There is an urgent need for a technology to rapidly and cost-effectively analyze genomic DNA for the presence of cancer-related rearrangements, especially those large rearrangements for which no efficient detection method exists. Here we propose the development of a new assay that would make possible very rapid and low cost identification and quantification of rearrangements in genomic DNA without the need for cell culturing, microscope scoring, or sequence amplification. If successfully developed, the assay would detect target sequences located any distance from each other as long as they are both on the same contiguous nucleic acid fragment. The ability to work with large fragments greatly increases the detectability of such rearrangements and hence would provide a powerful tool for cancer diagnostics, research, and screening. Based on our preliminary studies, the assay would require only seconds to """"""""score"""""""" the number of chromosomal translocations typically taking weeks or even months of very costly technician time by available cytogenetic methods. The goal of this Phase I proposal is to demonstrate assay feasibility by developing reliable detection of DNA rearrangements in a model system, i.e., large genomic rearrangements in breast cancer (BRCA) genes previously evaluated by Myriad Genetics. Importantly, this work will be performed in close collaboration with Myriad Genetics, the world's foremost experts in breast cancer genetics.
The specific aims of this Phase I proposal are: (1) to construct the assay components for detection of large rearrangements in BRCA genes and (2) to use these components/reagents to evaluate assay performance. Acceptable performance is defined as reliable detection of the selected target rearrangement in blind solutions of genomic DNA.

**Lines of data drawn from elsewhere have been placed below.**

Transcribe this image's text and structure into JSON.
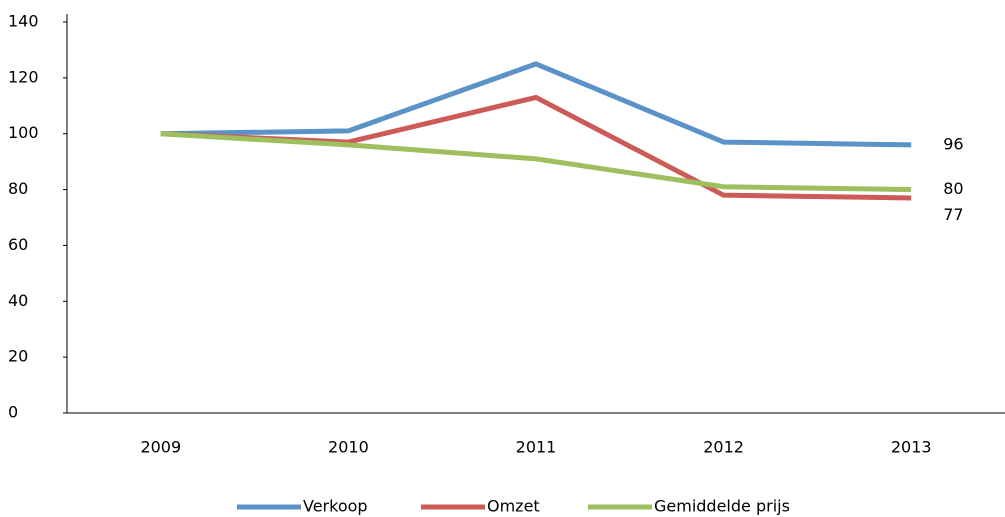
{
  "chart_data": {
    "type": "line",
    "categories": [
      "2009",
      "2010",
      "2011",
      "2012",
      "2013"
    ],
    "series": [
      {
        "name": "Verkoop",
        "color": "#5b93c9",
        "values": [
          100,
          101,
          125,
          97,
          96
        ]
      },
      {
        "name": "Omzet",
        "color": "#cc5b57",
        "values": [
          100,
          97,
          113,
          78,
          77
        ]
      },
      {
        "name": "Gemiddelde prijs",
        "color": "#9ebf5e",
        "values": [
          100,
          96,
          91,
          81,
          80
        ]
      }
    ],
    "ylim": [
      0,
      140
    ],
    "yticks": [
      0,
      20,
      40,
      60,
      80,
      100,
      120,
      140
    ],
    "grid": false,
    "legend": "bottom"
  }
}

It is anticipated that the various embodiments of this technology will result in a number of products and services, including: testing for cancer (and other diseases) by efficiently identifying specific rearrangements; testing for prior radiation or chemical exposures; testing for patient response (and recurrence) to cancer treatments; R&D method (service) for determining correlation of disease with currently unidentified translocations; screening genomic DNA samples for the identification of previously unknown rearrangements that may be linked to cancer; kits for laboratory and research use; add-on instruments specifically for laboratory use (e.g. designed for use with kits); and instrumentation designed for fieldable assay formats.